From a regulatory standpoint (and from the point of view of the operators) it is of course very important to distinguish and separate methane emissions from leaks/malfunctions (which could be subject to fines or penalties) versus routine maintenance emissions that are considered “allowable” emissions. MLUs are one such type of allowable emission. So, even though they are a very large contributor to total emissions in the Fayetteville, the operators are in fact complying with regulations. And because these are allowable emissions, one school of thought argues that they should not be included in the inventories.

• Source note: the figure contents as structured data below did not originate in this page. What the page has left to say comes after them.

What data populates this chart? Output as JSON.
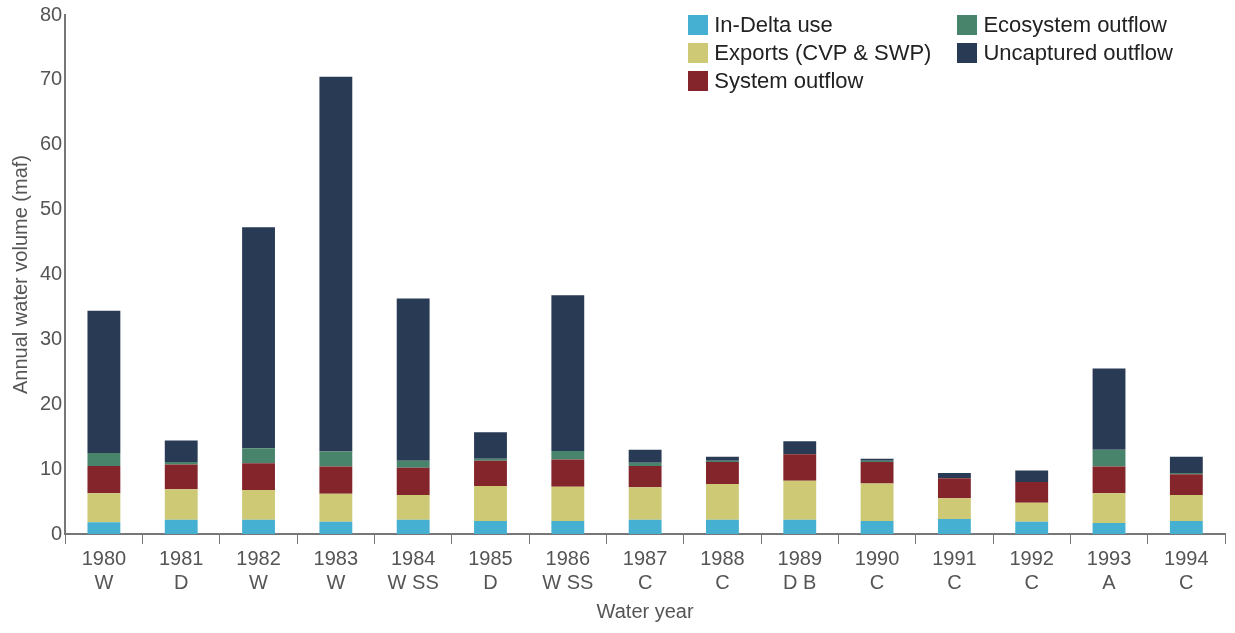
{
  "chart_data": {
    "type": "bar",
    "stacked": true,
    "xlabel": "Water year",
    "ylabel": "Annual water volume (maf)",
    "categories": [
      "1980\nW",
      "1981\nD",
      "1982\nW",
      "1983\nW",
      "1984\nW SS",
      "1985\nD",
      "1986\nW SS",
      "1987\nC",
      "1988\nC",
      "1989\nD B",
      "1990\nC",
      "1991\nC",
      "1992\nC",
      "1993\nA",
      "1994\nC"
    ],
    "ylim": [
      0,
      80
    ],
    "yticks": [
      0,
      10,
      20,
      30,
      40,
      50,
      60,
      70,
      80
    ],
    "grid": false,
    "legend": "top right",
    "series": [
      {
        "name": "In-Delta use",
        "color": "#45b0d1",
        "values": [
          1.8,
          2.2,
          2.2,
          1.9,
          2.2,
          2.0,
          2.0,
          2.2,
          2.2,
          2.2,
          2.0,
          2.3,
          1.9,
          1.7,
          2.0
        ]
      },
      {
        "name": "Exports (CVP & SWP)",
        "color": "#cdc975",
        "values": [
          4.5,
          4.7,
          4.6,
          4.3,
          3.8,
          5.4,
          5.3,
          5.0,
          5.5,
          6.0,
          5.8,
          3.2,
          2.9,
          4.6,
          4.0
        ]
      },
      {
        "name": "System outflow",
        "color": "#83252a",
        "values": [
          4.2,
          3.8,
          4.1,
          4.2,
          4.2,
          3.9,
          4.2,
          3.3,
          3.4,
          4.1,
          3.3,
          3.1,
          3.2,
          4.1,
          3.2
        ]
      },
      {
        "name": "Ecosystem outflow",
        "color": "#48836b",
        "values": [
          2.0,
          0.4,
          2.3,
          2.3,
          1.1,
          0.3,
          1.3,
          0.5,
          0.2,
          null,
          0.2,
          0,
          null,
          2.6,
          0.2
        ]
      },
      {
        "name": "Uncaptured outflow",
        "color": "#293a54",
        "values": [
          21.9,
          3.3,
          34.1,
          57.8,
          25.0,
          4.1,
          24.0,
          2.0,
          0.6,
          2.0,
          0.3,
          0.8,
          1.8,
          12.5,
          2.5
        ]
      }
    ]
  }
}
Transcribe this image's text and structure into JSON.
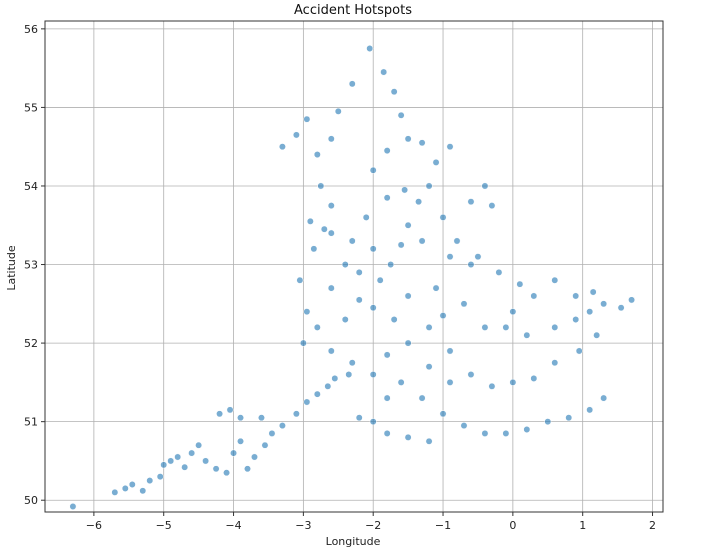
{
  "chart_data": {
    "type": "scatter",
    "title": "Accident Hotspots",
    "xlabel": "Longitude",
    "ylabel": "Latitude",
    "xlim": [
      -6.7,
      2.15
    ],
    "ylim": [
      49.85,
      56.1
    ],
    "xticks": [
      -6,
      -5,
      -4,
      -3,
      -2,
      -1,
      0,
      1,
      2
    ],
    "yticks": [
      50,
      51,
      52,
      53,
      54,
      55,
      56
    ],
    "grid": true,
    "legend": "none",
    "point_color": "#1f77b4",
    "point_edge_color": "#ffffff",
    "point_alpha": 0.6,
    "series": [
      {
        "values": [
          [
            -6.3,
            49.92
          ],
          [
            -5.7,
            50.1
          ],
          [
            -5.55,
            50.15
          ],
          [
            -5.45,
            50.2
          ],
          [
            -5.3,
            50.12
          ],
          [
            -5.2,
            50.25
          ],
          [
            -5.05,
            50.3
          ],
          [
            -5.0,
            50.45
          ],
          [
            -4.9,
            50.5
          ],
          [
            -4.8,
            50.55
          ],
          [
            -4.7,
            50.42
          ],
          [
            -4.6,
            50.6
          ],
          [
            -4.5,
            50.7
          ],
          [
            -4.4,
            50.5
          ],
          [
            -4.25,
            50.4
          ],
          [
            -4.1,
            50.35
          ],
          [
            -4.0,
            50.6
          ],
          [
            -3.9,
            50.75
          ],
          [
            -3.8,
            50.4
          ],
          [
            -3.7,
            50.55
          ],
          [
            -3.55,
            50.7
          ],
          [
            -3.45,
            50.85
          ],
          [
            -4.2,
            51.1
          ],
          [
            -4.05,
            51.15
          ],
          [
            -3.9,
            51.05
          ],
          [
            -3.6,
            51.05
          ],
          [
            -3.3,
            50.95
          ],
          [
            -3.1,
            51.1
          ],
          [
            -2.95,
            51.25
          ],
          [
            -2.8,
            51.35
          ],
          [
            -2.65,
            51.45
          ],
          [
            -2.55,
            51.55
          ],
          [
            -2.35,
            51.6
          ],
          [
            -3.0,
            52.0
          ],
          [
            -2.95,
            52.4
          ],
          [
            -3.05,
            52.8
          ],
          [
            -2.85,
            53.2
          ],
          [
            -2.7,
            53.45
          ],
          [
            -2.6,
            53.75
          ],
          [
            -2.75,
            54.0
          ],
          [
            -3.3,
            54.5
          ],
          [
            -3.1,
            54.65
          ],
          [
            -2.95,
            54.85
          ],
          [
            -2.8,
            54.4
          ],
          [
            -2.6,
            54.6
          ],
          [
            -2.4,
            52.3
          ],
          [
            -2.2,
            52.55
          ],
          [
            -2.0,
            52.45
          ],
          [
            -1.9,
            52.8
          ],
          [
            -1.75,
            53.0
          ],
          [
            -1.6,
            53.25
          ],
          [
            -1.5,
            53.5
          ],
          [
            -1.35,
            53.8
          ],
          [
            -1.2,
            54.0
          ],
          [
            -1.1,
            54.3
          ],
          [
            -1.5,
            54.6
          ],
          [
            -1.6,
            54.9
          ],
          [
            -1.7,
            55.2
          ],
          [
            -1.85,
            55.45
          ],
          [
            -2.05,
            55.75
          ],
          [
            -2.3,
            55.3
          ],
          [
            -2.5,
            54.95
          ],
          [
            -1.0,
            53.6
          ],
          [
            -0.8,
            53.3
          ],
          [
            -0.6,
            53.8
          ],
          [
            -0.3,
            53.75
          ],
          [
            -0.4,
            54.0
          ],
          [
            -0.5,
            53.1
          ],
          [
            -0.2,
            52.9
          ],
          [
            0.1,
            52.75
          ],
          [
            0.3,
            52.6
          ],
          [
            0.6,
            52.8
          ],
          [
            0.9,
            52.6
          ],
          [
            1.15,
            52.65
          ],
          [
            1.3,
            52.5
          ],
          [
            1.55,
            52.45
          ],
          [
            1.7,
            52.55
          ],
          [
            1.2,
            52.1
          ],
          [
            0.95,
            51.9
          ],
          [
            0.6,
            51.75
          ],
          [
            0.3,
            51.55
          ],
          [
            0.0,
            51.5
          ],
          [
            -0.3,
            51.45
          ],
          [
            -0.6,
            51.6
          ],
          [
            -0.9,
            51.9
          ],
          [
            -1.2,
            52.2
          ],
          [
            -1.5,
            52.0
          ],
          [
            -1.8,
            51.85
          ],
          [
            -1.6,
            51.5
          ],
          [
            -1.3,
            51.3
          ],
          [
            -1.0,
            51.1
          ],
          [
            -0.7,
            50.95
          ],
          [
            -0.4,
            50.85
          ],
          [
            -0.1,
            50.85
          ],
          [
            0.2,
            50.9
          ],
          [
            0.5,
            51.0
          ],
          [
            0.8,
            51.05
          ],
          [
            1.1,
            51.15
          ],
          [
            1.3,
            51.3
          ],
          [
            -1.2,
            50.75
          ],
          [
            -1.5,
            50.8
          ],
          [
            -1.8,
            50.85
          ],
          [
            -2.0,
            51.0
          ],
          [
            -2.2,
            51.05
          ],
          [
            -1.8,
            51.3
          ],
          [
            -1.5,
            52.6
          ],
          [
            -1.1,
            52.7
          ],
          [
            -0.7,
            52.5
          ],
          [
            -0.4,
            52.2
          ],
          [
            -0.1,
            52.2
          ],
          [
            -2.2,
            52.9
          ],
          [
            -2.3,
            53.3
          ],
          [
            -2.1,
            53.6
          ],
          [
            -1.8,
            53.85
          ],
          [
            -1.55,
            53.95
          ],
          [
            -2.0,
            54.2
          ],
          [
            -1.8,
            54.45
          ],
          [
            -1.3,
            54.55
          ],
          [
            -0.9,
            54.5
          ],
          [
            -2.4,
            53.0
          ],
          [
            -2.6,
            52.7
          ],
          [
            -2.8,
            52.2
          ],
          [
            -2.6,
            51.9
          ],
          [
            -2.3,
            51.75
          ],
          [
            -2.0,
            51.6
          ],
          [
            -1.2,
            51.7
          ],
          [
            -0.9,
            51.5
          ],
          [
            0.2,
            52.1
          ],
          [
            0.6,
            52.2
          ],
          [
            0.9,
            52.3
          ],
          [
            1.1,
            52.4
          ],
          [
            0.0,
            52.4
          ],
          [
            -0.6,
            53.0
          ],
          [
            -0.9,
            53.1
          ],
          [
            -1.3,
            53.3
          ],
          [
            -2.0,
            53.2
          ],
          [
            -2.6,
            53.4
          ],
          [
            -2.9,
            53.55
          ],
          [
            -1.7,
            52.3
          ],
          [
            -1.0,
            52.35
          ]
        ]
      }
    ]
  }
}
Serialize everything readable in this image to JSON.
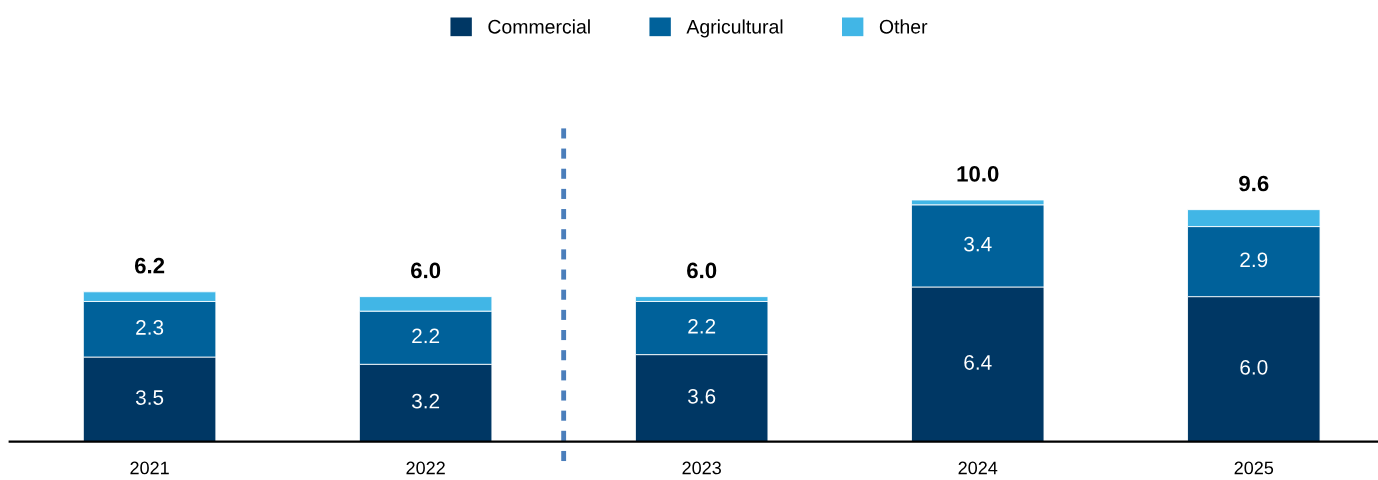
{
  "chart_data": {
    "type": "bar",
    "stacked": true,
    "categories": [
      "2021",
      "2022",
      "2023",
      "2024",
      "2025"
    ],
    "series": [
      {
        "name": "Commercial",
        "color": "#003764",
        "values": [
          3.5,
          3.2,
          3.6,
          6.4,
          6.0
        ],
        "value_labels": [
          "3.5",
          "3.2",
          "3.6",
          "6.4",
          "6.0"
        ]
      },
      {
        "name": "Agricultural",
        "color": "#00619a",
        "values": [
          2.3,
          2.2,
          2.2,
          3.4,
          2.9
        ],
        "value_labels": [
          "2.3",
          "2.2",
          "2.2",
          "3.4",
          "2.9"
        ]
      },
      {
        "name": "Other",
        "color": "#41b6e6",
        "values": [
          0.4,
          0.6,
          0.2,
          0.2,
          0.7
        ]
      }
    ],
    "totals": [
      "6.2",
      "6.0",
      "6.0",
      "10.0",
      "9.6"
    ],
    "legend": "top"
  }
}
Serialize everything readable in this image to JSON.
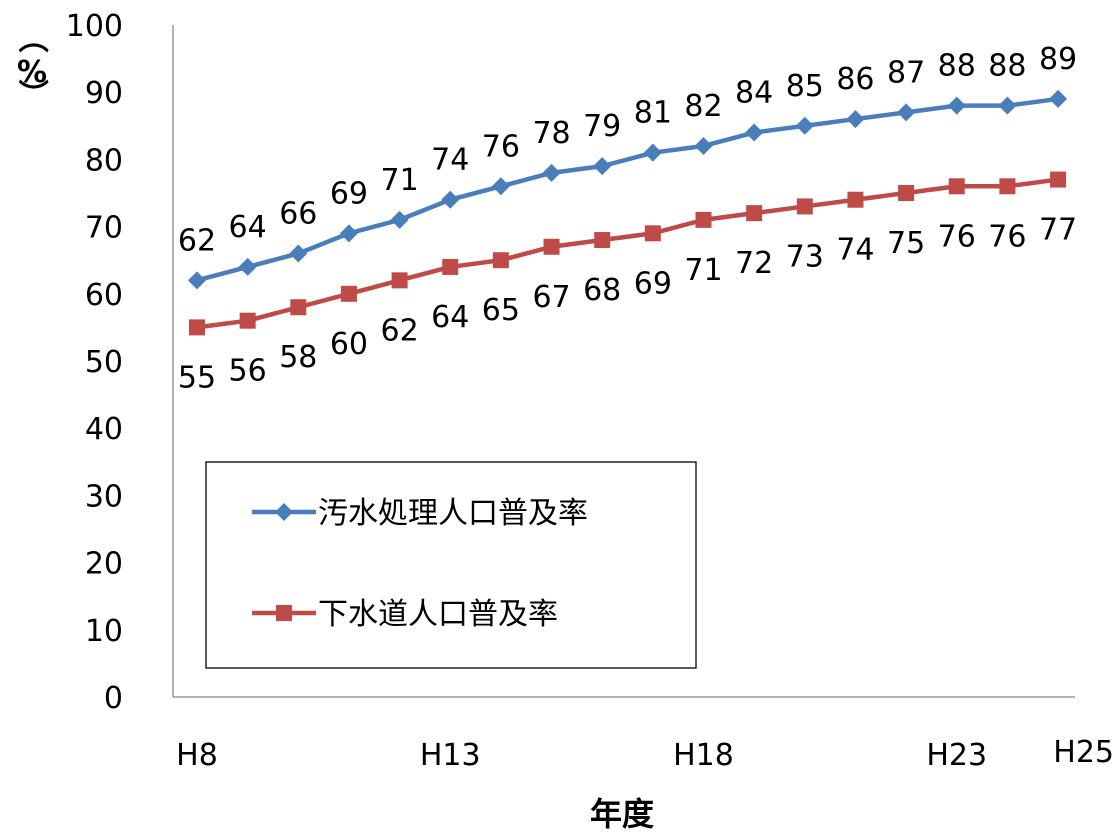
{
  "chart_data": {
    "type": "line",
    "categories": [
      "H8",
      "H9",
      "H10",
      "H11",
      "H12",
      "H13",
      "H14",
      "H15",
      "H16",
      "H17",
      "H18",
      "H19",
      "H20",
      "H21",
      "H22",
      "H23",
      "H24",
      "H25"
    ],
    "x_tick_labels": [
      "H8",
      "H13",
      "H18",
      "H23",
      "H25"
    ],
    "series": [
      {
        "name": "汚水処理人口普及率",
        "color": "#4a7ebb",
        "marker": "diamond",
        "values": [
          62,
          64,
          66,
          69,
          71,
          74,
          76,
          78,
          79,
          81,
          82,
          84,
          85,
          86,
          87,
          88,
          88,
          89
        ]
      },
      {
        "name": "下水道人口普及率",
        "color": "#be4b48",
        "marker": "square",
        "values": [
          55,
          56,
          58,
          60,
          62,
          64,
          65,
          67,
          68,
          69,
          71,
          72,
          73,
          74,
          75,
          76,
          76,
          77
        ]
      }
    ],
    "xlabel": "年度",
    "ylabel": "（%）",
    "ylim": [
      0,
      100
    ],
    "yticks": [
      0,
      10,
      20,
      30,
      40,
      50,
      60,
      70,
      80,
      90,
      100
    ],
    "grid": false,
    "legend_position": "bottom-left"
  }
}
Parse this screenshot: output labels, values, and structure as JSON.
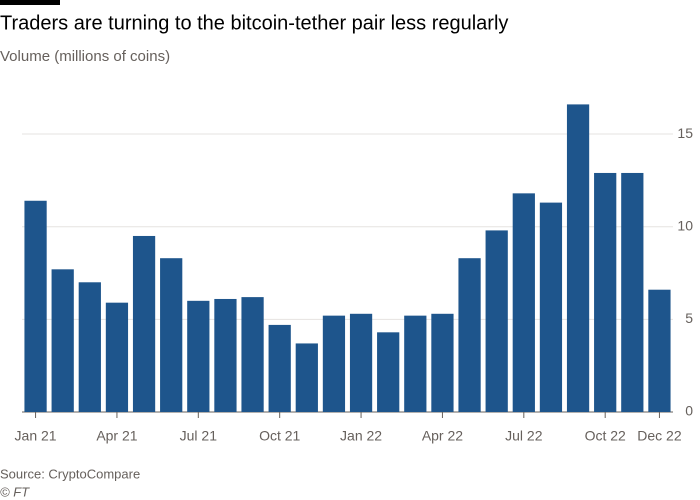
{
  "chart_data": {
    "type": "bar",
    "title": "Traders are turning to the bitcoin-tether pair less regularly",
    "subtitle": "Volume (millions of coins)",
    "source": "Source: CryptoCompare",
    "credit": "© FT",
    "categories": [
      "Jan 21",
      null,
      null,
      "Apr 21",
      null,
      null,
      "Jul 21",
      null,
      null,
      "Oct 21",
      null,
      null,
      "Jan 22",
      null,
      null,
      "Apr 22",
      null,
      null,
      "Jul 22",
      null,
      null,
      "Oct 22",
      null,
      "Dec 22"
    ],
    "values": [
      11.4,
      7.7,
      7.0,
      5.9,
      9.5,
      8.3,
      6.0,
      6.1,
      6.2,
      4.7,
      3.7,
      5.2,
      5.3,
      4.3,
      5.2,
      5.3,
      8.3,
      9.8,
      11.8,
      11.3,
      16.6,
      12.9,
      12.9,
      6.6
    ],
    "color": "#1e558c",
    "ylim": [
      0,
      17.5
    ],
    "yticks": [
      0,
      5,
      10,
      15
    ],
    "grid": true
  }
}
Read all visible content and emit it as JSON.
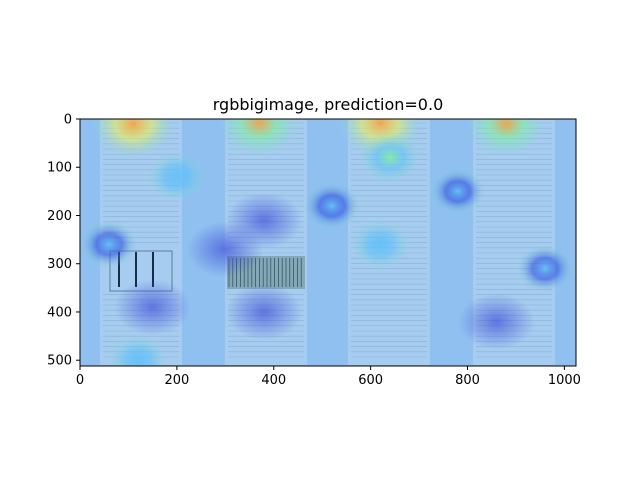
{
  "chart_data": {
    "type": "heatmap",
    "title": "rgbbigimage, prediction=0.0",
    "xlim": [
      0,
      1024
    ],
    "ylim": [
      512,
      0
    ],
    "x_ticks": [
      0,
      200,
      400,
      600,
      800,
      1000
    ],
    "y_ticks": [
      0,
      100,
      200,
      300,
      400,
      500
    ],
    "x_tick_labels": [
      "0",
      "200",
      "400",
      "600",
      "800",
      "1000"
    ],
    "y_tick_labels": [
      "0",
      "100",
      "200",
      "300",
      "400",
      "500"
    ],
    "colormap": "jet",
    "background_image": "four document pages side by side",
    "hotspots": [
      {
        "x": 110,
        "y": 10,
        "intensity": 0.95
      },
      {
        "x": 370,
        "y": 8,
        "intensity": 0.9
      },
      {
        "x": 620,
        "y": 8,
        "intensity": 0.95
      },
      {
        "x": 880,
        "y": 10,
        "intensity": 0.85
      },
      {
        "x": 640,
        "y": 80,
        "intensity": 0.55
      },
      {
        "x": 200,
        "y": 120,
        "intensity": 0.5
      },
      {
        "x": 60,
        "y": 260,
        "intensity": 0.45
      },
      {
        "x": 620,
        "y": 260,
        "intensity": 0.5
      },
      {
        "x": 960,
        "y": 310,
        "intensity": 0.45
      },
      {
        "x": 120,
        "y": 500,
        "intensity": 0.5
      },
      {
        "x": 520,
        "y": 180,
        "intensity": 0.45
      },
      {
        "x": 780,
        "y": 150,
        "intensity": 0.4
      }
    ],
    "coldspots": [
      {
        "x": 150,
        "y": 390
      },
      {
        "x": 380,
        "y": 210
      },
      {
        "x": 380,
        "y": 400
      },
      {
        "x": 860,
        "y": 420
      },
      {
        "x": 300,
        "y": 270
      }
    ],
    "grid": false
  }
}
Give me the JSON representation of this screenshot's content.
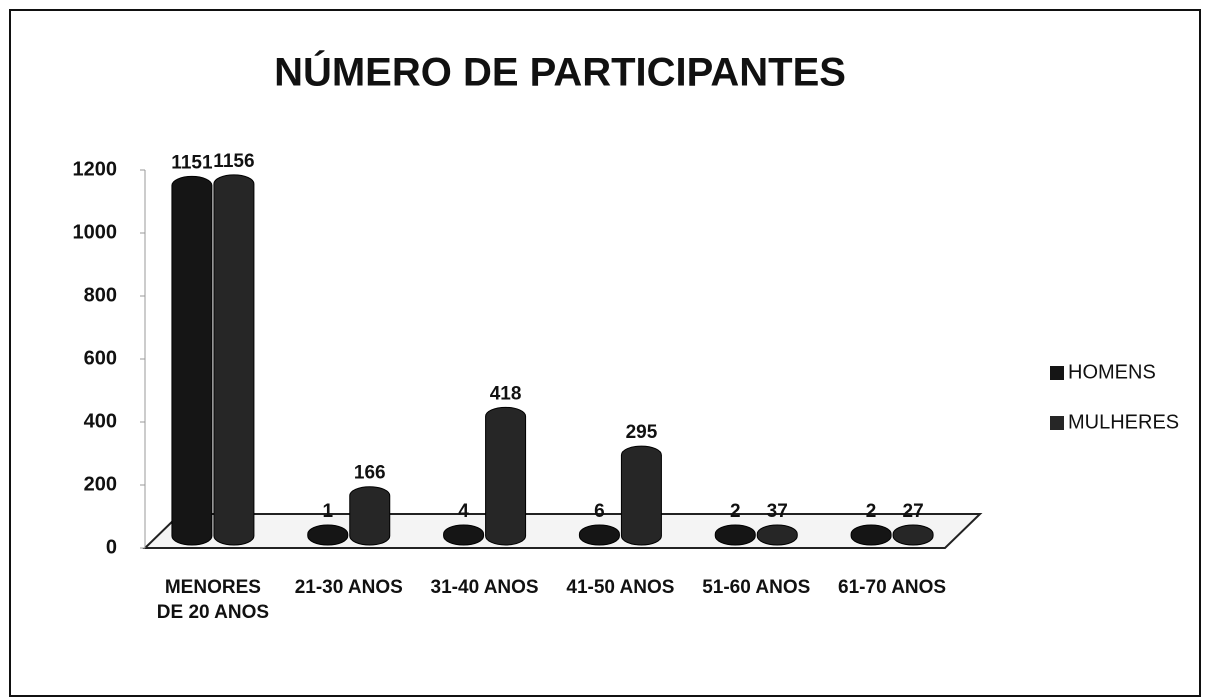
{
  "chart_data": {
    "type": "bar",
    "title": "NÚMERO DE PARTICIPANTES",
    "categories": [
      "MENORES DE 20 ANOS",
      "21-30 ANOS",
      "31-40 ANOS",
      "41-50 ANOS",
      "51-60 ANOS",
      "61-70 ANOS"
    ],
    "series": [
      {
        "name": "HOMENS",
        "color": "#151515",
        "values": [
          1151,
          1,
          4,
          6,
          2,
          2
        ]
      },
      {
        "name": "MULHERES",
        "color": "#262626",
        "values": [
          1156,
          166,
          418,
          295,
          37,
          27
        ]
      }
    ],
    "ylim": [
      0,
      1200
    ],
    "yticks": [
      0,
      200,
      400,
      600,
      800,
      1000,
      1200
    ],
    "grid": false,
    "legend": "right"
  }
}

There is another important point to keep in mind here though, which is that methane lost to the atmosphere is still methane lost to the atmosphere, and is still contributing to climate change, regardless of the exact source. So from an environmental standpoint, the important metric here is the combined total emissions from both fugitive and allowable sources. It is estimated that a total methane emission rate of over 3% is enough to negate the climate benefits of using natural gas for power generation (an opposed to coal). With an estimated 2.3% average emission rate from abnormal operations alone, there is not much room left for significant additional emissions from allowable sources. One thing we have learned from this Fayetteville study is that if we ever wish to achieve real reductions in total methane emissions, then we will need to also minimize or eliminate allowable emissions from routine operations (such as MLUs) and invest in the technology needed to do so.